There is a turf issue at play. Specialists want to maintain control over their
slice of the pie. But specialists are unable to look at the whole pie. Only thoughtful generalists (or others with
that perspective) can take in the depth and breadth of the entire pie can do
so. The pie only gets larger and more
complex with each passing year.
An allopathic, fact based, common sense based, and science-based
understanding of Lyme and related infections ultimately leads to an ILADS’s -type
understanding of the illness. It is inevitable. All roads lead to Rome. The logic
and science are unassailable.
It shouldn’t have taken over 40 doctors. Hundreds of tick
bites?
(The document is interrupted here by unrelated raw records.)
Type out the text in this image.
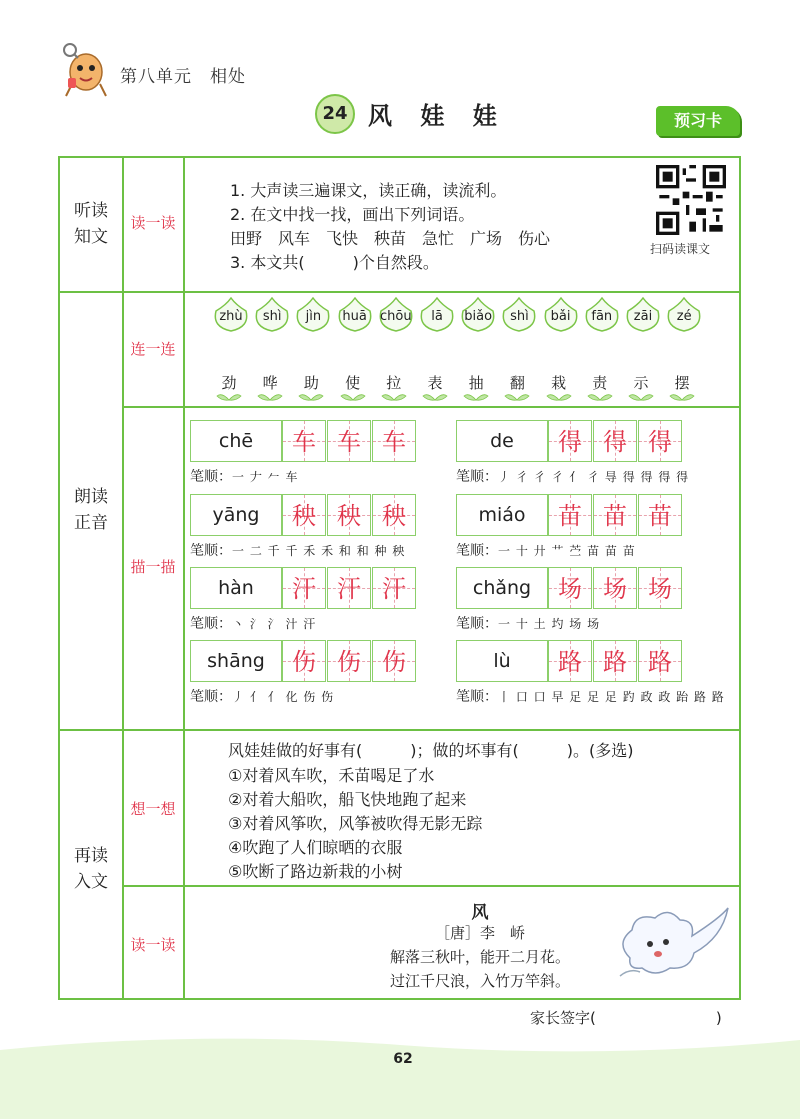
第八单元　相处
24 风 娃 娃	预习卡
听读
知文
读一读
1. 大声读三遍课文，读正确，读流利。
2. 在文中找一找，画出下列词语。
田野　风车　飞快　秧苗　急忙　广场　伤心
3. 本文共(　　　)个自然段。
扫码读课文
朗读
正音
连一连
zhù	shì	jìn	huā	chōu	lā	biǎo	shì	bǎi	fān	zāi	zé
劲	哗	助	使	拉	表	抽	翻	栽	责	示	摆
描一描
chē	车 车 车
笔顺：一 𠂇 𠂉 车
de	得 得 得
笔顺：丿 彳 彳 彳 ⺅ 彳 㝵 得 得 得 得
yāng	秧 秧 秧
笔顺：一 二 千 千 禾 禾 和 和 种 秧
miáo	苗 苗 苗
笔顺：一 十 廾 艹 苎 苗 苗 苗
hàn	汗 汗 汗
笔顺：丶 氵 氵 汁 汗
chǎng	场 场 场
笔顺：一 十 土 圴 场 场
shāng	伤 伤 伤
笔顺：丿 亻 亻 化 伤 伤
lù	路 路 路
笔顺：丨 口 口 早 足 足 足 趵 政 政 跆 路 路
再读
入文
想一想
风娃娃做的好事有(　　　)；做的坏事有(　　　)。(多选)
①对着风车吹，禾苗喝足了水
②对着大船吹，船飞快地跑了起来
③对着风筝吹，风筝被吹得无影无踪
④吹跑了人们晾晒的衣服
⑤吹断了路边新栽的小树
读一读
风
［唐］李　峤
解落三秋叶，能开二月花。
过江千尺浪，入竹万竿斜。
家长签字(　　　　　　　　)
62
Specialty driven biases blocked the obvious answer at every step. A system of checks and balances is absent.
The diagnosis may not be 100% clear or certain. A working
diagnosis is a place to start.
The outstanding question should relate to appropriate therapy.
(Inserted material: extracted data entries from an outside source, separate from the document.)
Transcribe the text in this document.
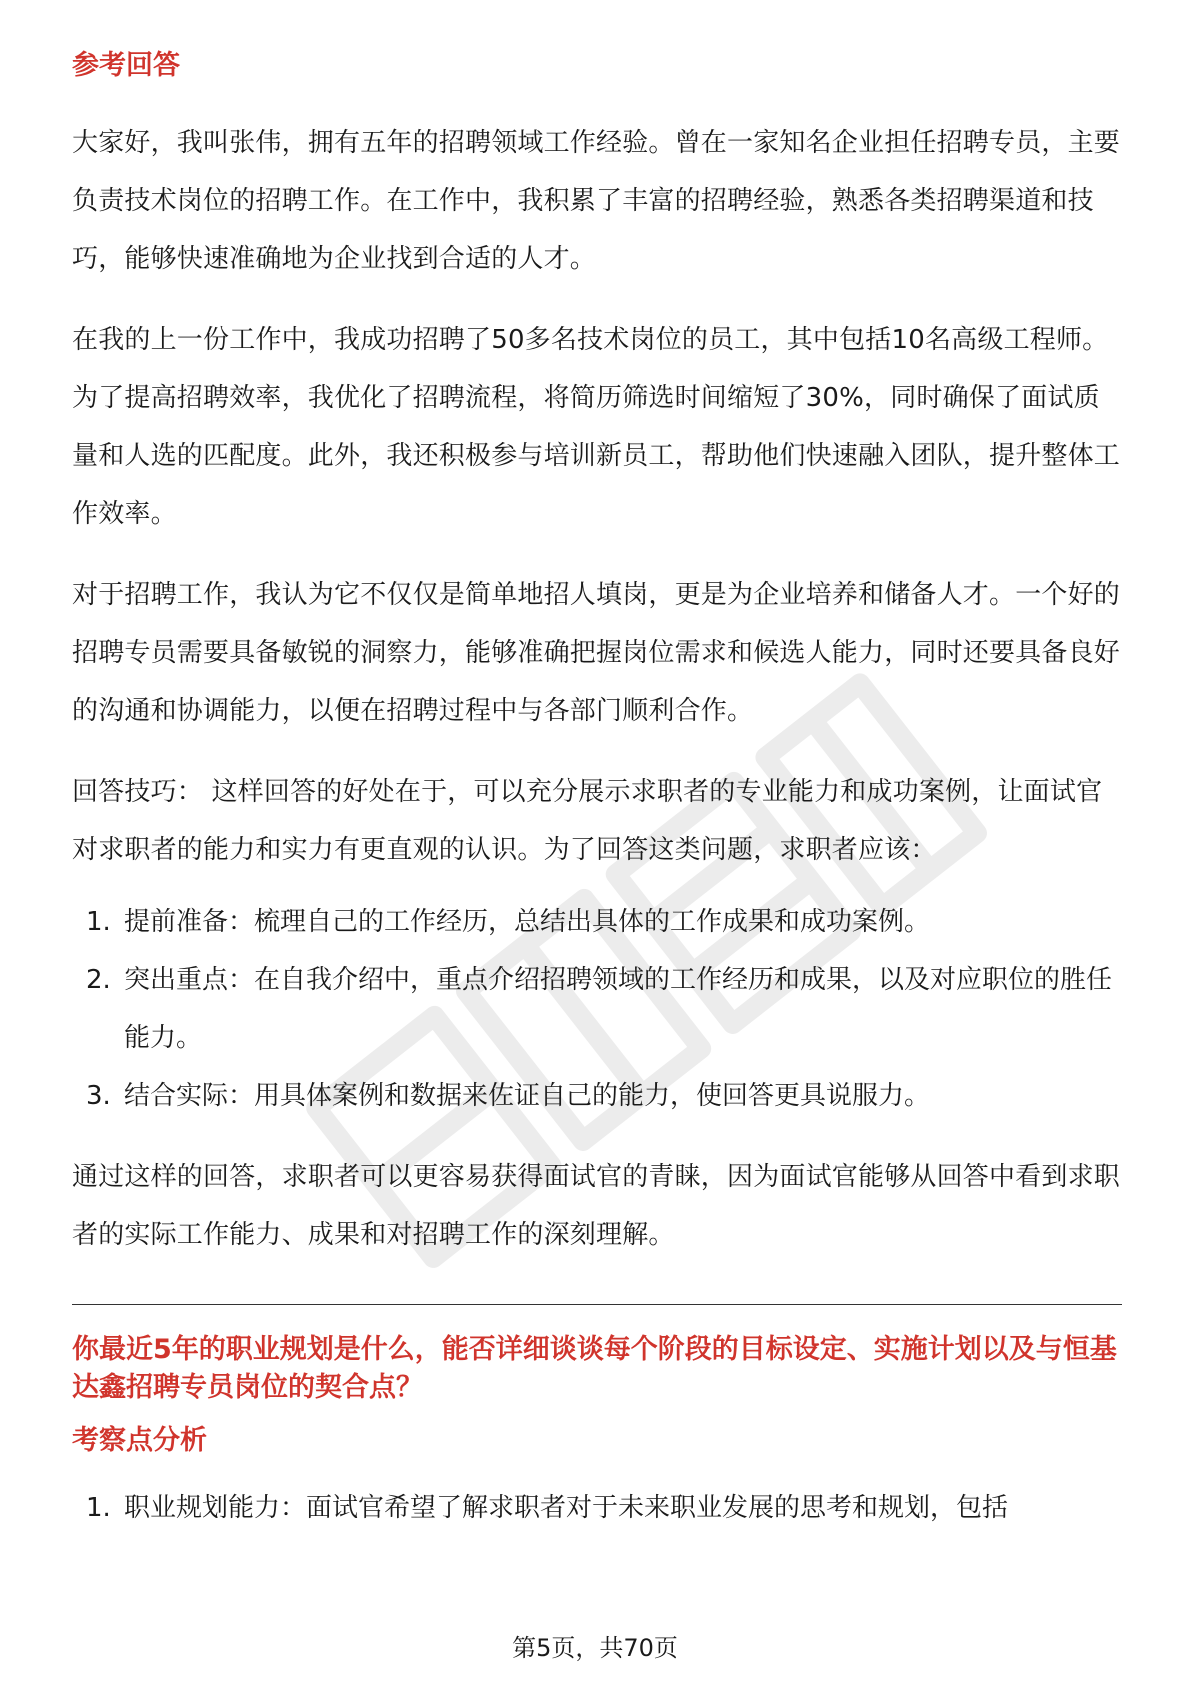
参考回答

大家好，我叫张伟，拥有五年的招聘领域工作经验。曾在一家知名企业担任招聘专员，主要负责技术岗位的招聘工作。在工作中，我积累了丰富的招聘经验，熟悉各类招聘渠道和技巧，能够快速准确地为企业找到合适的人才。

在我的上一份工作中，我成功招聘了50多名技术岗位的员工，其中包括10名高级工程师。为了提高招聘效率，我优化了招聘流程，将简历筛选时间缩短了30%，同时确保了面试质量和人选的匹配度。此外，我还积极参与培训新员工，帮助他们快速融入团队，提升整体工作效率。

对于招聘工作，我认为它不仅仅是简单地招人填岗，更是为企业培养和储备人才。一个好的招聘专员需要具备敏锐的洞察力，能够准确把握岗位需求和候选人能力，同时还要具备良好的沟通和协调能力，以便在招聘过程中与各部门顺利合作。

回答技巧： 这样回答的好处在于，可以充分展示求职者的专业能力和成功案例，让面试官对求职者的能力和实力有更直观的认识。为了回答这类问题，求职者应该：

1. 提前准备：梳理自己的工作经历，总结出具体的工作成果和成功案例。
2. 突出重点：在自我介绍中，重点介绍招聘领域的工作经历和成果，以及对应职位的胜任能力。
3. 结合实际：用具体案例和数据来佐证自己的能力，使回答更具说服力。

通过这样的回答，求职者可以更容易获得面试官的青睐，因为面试官能够从回答中看到求职者的实际工作能力、成果和对招聘工作的深刻理解。

你最近5年的职业规划是什么，能否详细谈谈每个阶段的目标设定、实施计划以及与恒基达鑫招聘专员岗位的契合点？
考察点分析
1. 职业规划能力：面试官希望了解求职者对于未来职业发展的思考和规划，包括
第5页，共70页
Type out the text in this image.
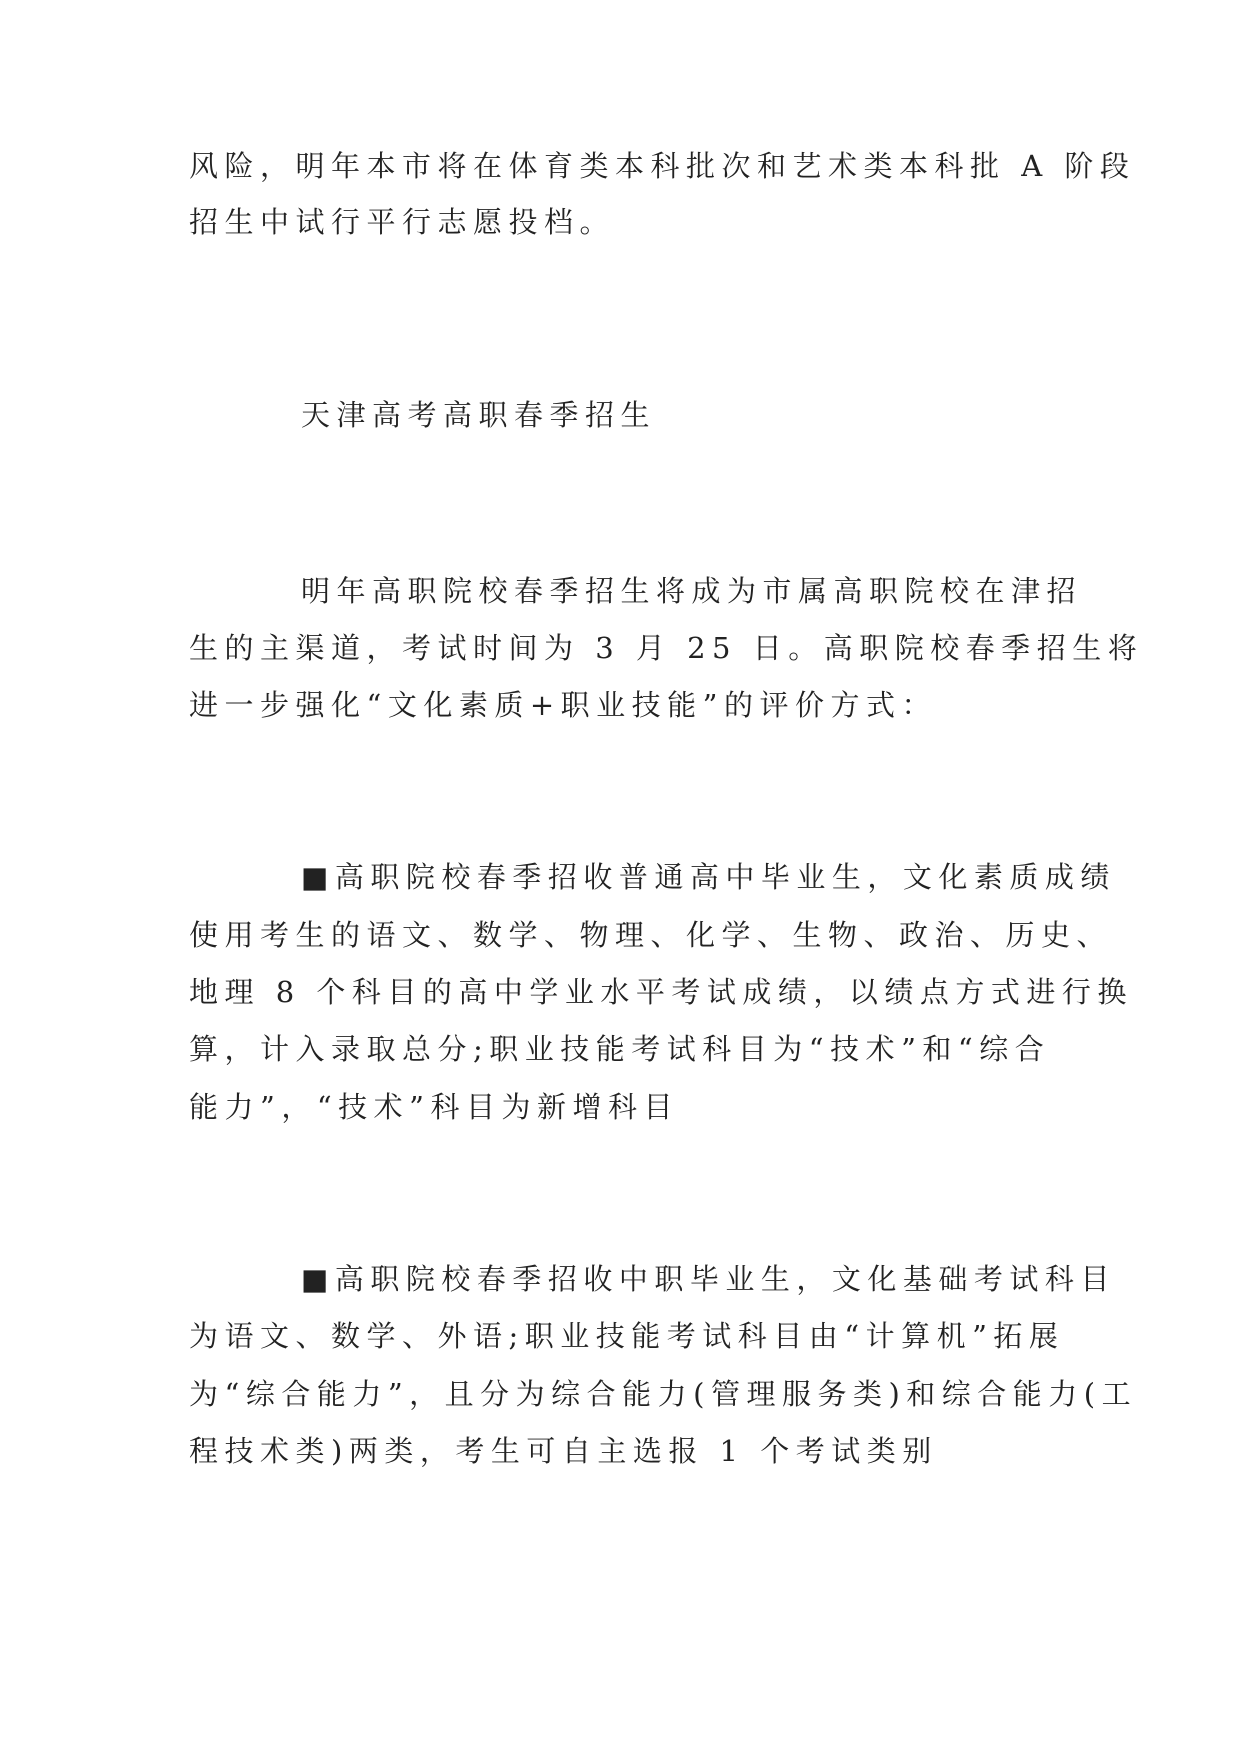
风险，明年本市将在体育类本科批次和艺术类本科批 A 阶段
招生中试行平行志愿投档。
天津高考高职春季招生
明年高职院校春季招生将成为市属高职院校在津招
生的主渠道，考试时间为 3 月 25 日。高职院校春季招生将
进一步强化“文化素质+职业技能”的评价方式：
■高职院校春季招收普通高中毕业生，文化素质成绩
使用考生的语文、数学、物理、化学、生物、政治、历史、
地理 8 个科目的高中学业水平考试成绩，以绩点方式进行换
算，计入录取总分;职业技能考试科目为“技术”和“综合
能力”，“技术”科目为新增科目
■高职院校春季招收中职毕业生，文化基础考试科目
为语文、数学、外语;职业技能考试科目由“计算机”拓展
为“综合能力”，且分为综合能力(管理服务类)和综合能力(工
程技术类)两类，考生可自主选报 1 个考试类别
How do you treat chronic Lyme and coinfections, or specifically, how do you
treat this patient?
The best place to look for answers is doctors
like me who have been treating the disease for years and decades.
2 comments:
Well, I hope this patient checks his doubt at the door or he will fight the treatment all the way. This is a disease that requires an educated and motivated patient. He has motivation but not education. Seems like someone with his background ought to be out finding all the evidence he can, and not relying on "expert" opinion that led to the 40 doctor mess. These so-called experts at IDSA have treated nothing like as many as the lyme doctors, who have seen and helped tens of thousands. After the IDSA brainwashed docs, fearful for their licenses if they think for themselves, give the short term treatment to longterm patients and it doesn't succeed, those patients are consigned to hell. Unfortunately for this biologist, while those 40 doctors were failing, he was losing his chance as an early catch cure. The longer it takes for a diagnosis, the more likely it is to become chronic.